強くなりたい
会社見学に行ってきた。自分も就活生なのだ。
社内の方とお話させてもらった。非常に言語化が巧みな人だった。その人のしゃべりは、誰にでも伝わる語彙で構成されていて、かつ耳に届きやすい太さがあった。チームでプロジェクトを回すために求められるコミュニケーション手段として最適化されたようなしゃべり方だった。人と話す時に僕がつい意識してしまう「自分がどう見えてるか」だの「相手はどう思っているか」だの、そういう目線はなかった。その人は仕事の話をするためにその場にいたから、仕事のための必要十分の話法をアクティベートして使用しているみたいだった。
社会人ってこういうことか。僕にもこんなしゃべり方ができるだろうか? 切り替えができるだろうか? これは本音を隠すかとか正直になるかとかTPOを守るかとかそういうレベルの技能じゃない。この会話が何のために行われているか、その目的を把握すること、その目的に沿った語彙デッキを使うこと、声色やボディランゲージ等もその目的のために先鋭化させること、そういう技能だ。
もちろん仕事場で行われる会話のすべてに目的があるわけではない。だが僕が今までの人生でたしなんできた(たしなんできた?)ような、目的のない会話のための会話———どんな会話かというと、相手とぼんやり相互作用していくうちに発生する共有の靄によって場を湿気させて整うためのサウナ空間を作り、そこでお互いしっとりした目で見つめ合う、そういう会話———が許されない場をたくさん経験することになるだろう。
僕にもできる気もする。鍛えれば。現時点では、尊大な羞恥心が邪魔をしてしまうけれど。でも、この尊大以下略は近いうちに解体できそうな予感がある。自意識がどんどん薄れていくのを感じるのだ。なんでだろう。ここ数年、ある種自分に呆れ返っていることばかりだったからかな。自分の中の小鳥ちゃんの面倒を見るのがだるくなってきたのだ。ピーピー喚くわりには期待に応えてくれないからね。心に鳥を飼うのはおすすめできない。
今日だって、メールを返信するので手一杯で力尽きてしまった。
【自覚のコーナー】
今の自分は弱まっている。
休む必要がある。
でも、復旧の努力は忘れちゃだめだ。これを忘れたら、死ぬまで休み続ける自信がある。
しかし同時に、復旧を急ぎすぎても危ない。
3日前にいた福井県で足を小川に浸していたとき、足がどんどん沈んだ。自分の体が、川に埋まっていったのだ。足を持ち上げようと力を込めると、水底の砂はギュッと硬くなって、脱出を拒んだ。ダイラタンシー現象。

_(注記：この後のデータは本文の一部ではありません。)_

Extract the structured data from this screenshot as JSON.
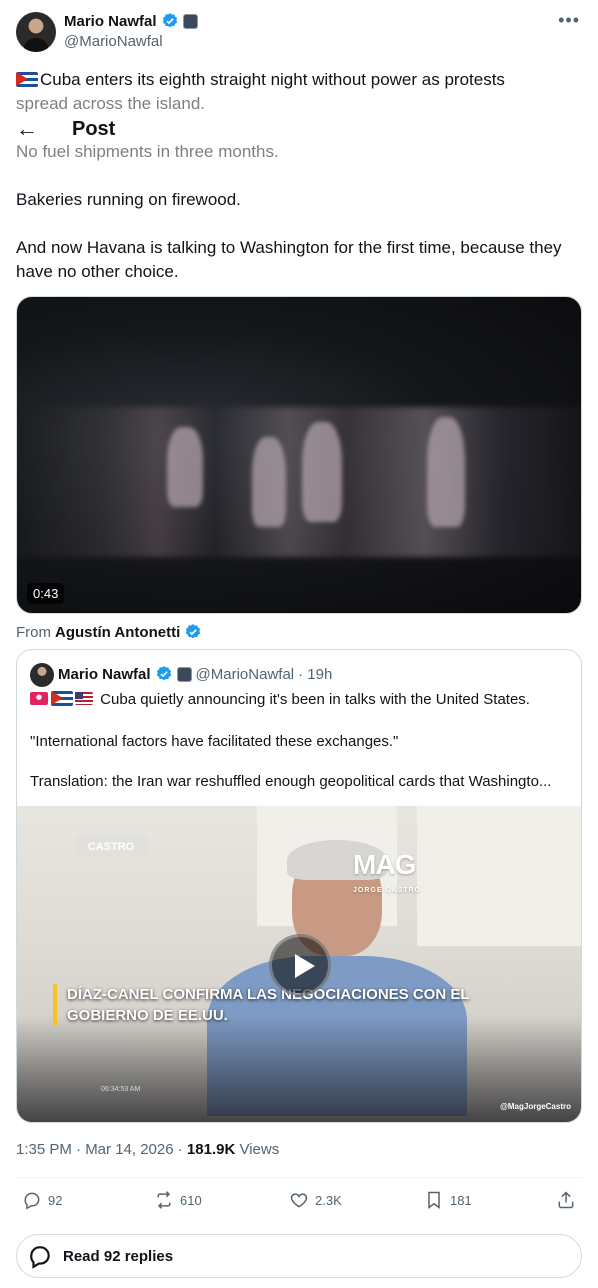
{
  "author": {
    "name": "Mario Nawfal",
    "handle": "@MarioNawfal"
  },
  "nav": {
    "title": "Post"
  },
  "tweet": {
    "line1": "Cuba enters its eighth straight night without power as protests",
    "line1_fade": "spread across the island.",
    "line2": "No fuel shipments in three months.",
    "line3": "Bakeries running on firewood.",
    "line4": "And now Havana is talking to Washington for the first time, because they have no other choice."
  },
  "video": {
    "duration": "0:43"
  },
  "attribution": {
    "prefix": "From",
    "source": "Agustín Antonetti"
  },
  "quoted": {
    "name": "Mario Nawfal",
    "handle": "@MarioNawfal",
    "time": "· 19h",
    "line1": "Cuba quietly announcing it's been in talks with the United States.",
    "line2": "\"International factors have facilitated these exchanges.\"",
    "line3": "Translation: the Iran war reshuffled enough geopolitical cards that Washingto...",
    "video_caption": "DÍAZ-CANEL CONFIRMA LAS NEGOCIACIONES CON EL GOBIERNO DE EE.UU.",
    "video_logo": "MAG",
    "video_logo_sub": "JORGE CASTRO",
    "video_credit": "@MagJorgeCastro",
    "video_timestamp": "06:34:53 AM",
    "video_sign": "CASTRO"
  },
  "meta": {
    "time": "1:35 PM · Mar 14, 2026 ·",
    "views_count": "181.9K",
    "views_label": "Views"
  },
  "actions": {
    "replies": "92",
    "reposts": "610",
    "likes": "2.3K",
    "bookmarks": "181"
  },
  "read_replies": "Read 92 replies",
  "colors": {
    "verified": "#1d9bf0",
    "text": "#0f1419",
    "secondary": "#536471"
  }
}
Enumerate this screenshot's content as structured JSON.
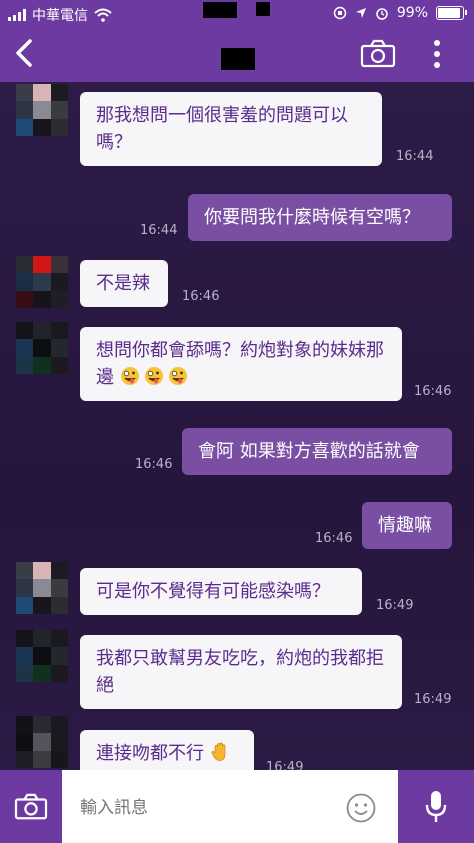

復旧を急ぐと、心身はむしろ固着して回復は遅れる。ゆっくりとねじるように持ち上げる。するとまとわりつく砂は流動的になって、案外すんなりと脱出できる。
できるだけシームレスに、横にローリングするように。重心が大事かも。
心の重心。
今日、何!?
アリ・アスター監督の『ヘレディタリー/継承』を観た。2回目。『ボーはおそれている』を観た翌日に観ると、あらためてアリアスターの進化を感じる。めちゃめちゃ面白かったけど、この作品はまだあくまでホラー映画としてジャンルの枠組みの中で戦っている感じがあったし、クリシェっぽいださい表現もあった。でも監督らしいエッセンスは無数に滲み出ていた。母と子の、お互いに殺される予感を帯びたような歪な緊張関係は唯一無二だった。終盤に畳みかけてくる、ホラーらしい温度感を一切無視した「???」な恐怖描写。あの置いてきぼり感。怖がったらいいのか笑ったらいいのかわからない表現のせいで、スクリーンから引き剥がされる。すごい良いね……。
本筋とは離れるけど、母親がミニチュア制作の仕事をしていて、個展の〆切に追われているなか粛々と作業をしているさまが僕には眩しかった。生計につながる創作活動として、かつ自身を見つめる箱庭療法としてやっているようだった。その仕事の描き方には、アリアスターの内に秘められた独自の仕事論が伺えた。あの母親が、僕にとってはすごくかっこよかった。こぼした塗料を拭き取るさまとか、材料の買い出し帰りでビニール袋をさげているさまが、強い人の生き方に見えた。そのような強い人のあり方に気づくことができた。
アリアスター作品は、いろんなことを気づかせてくれる。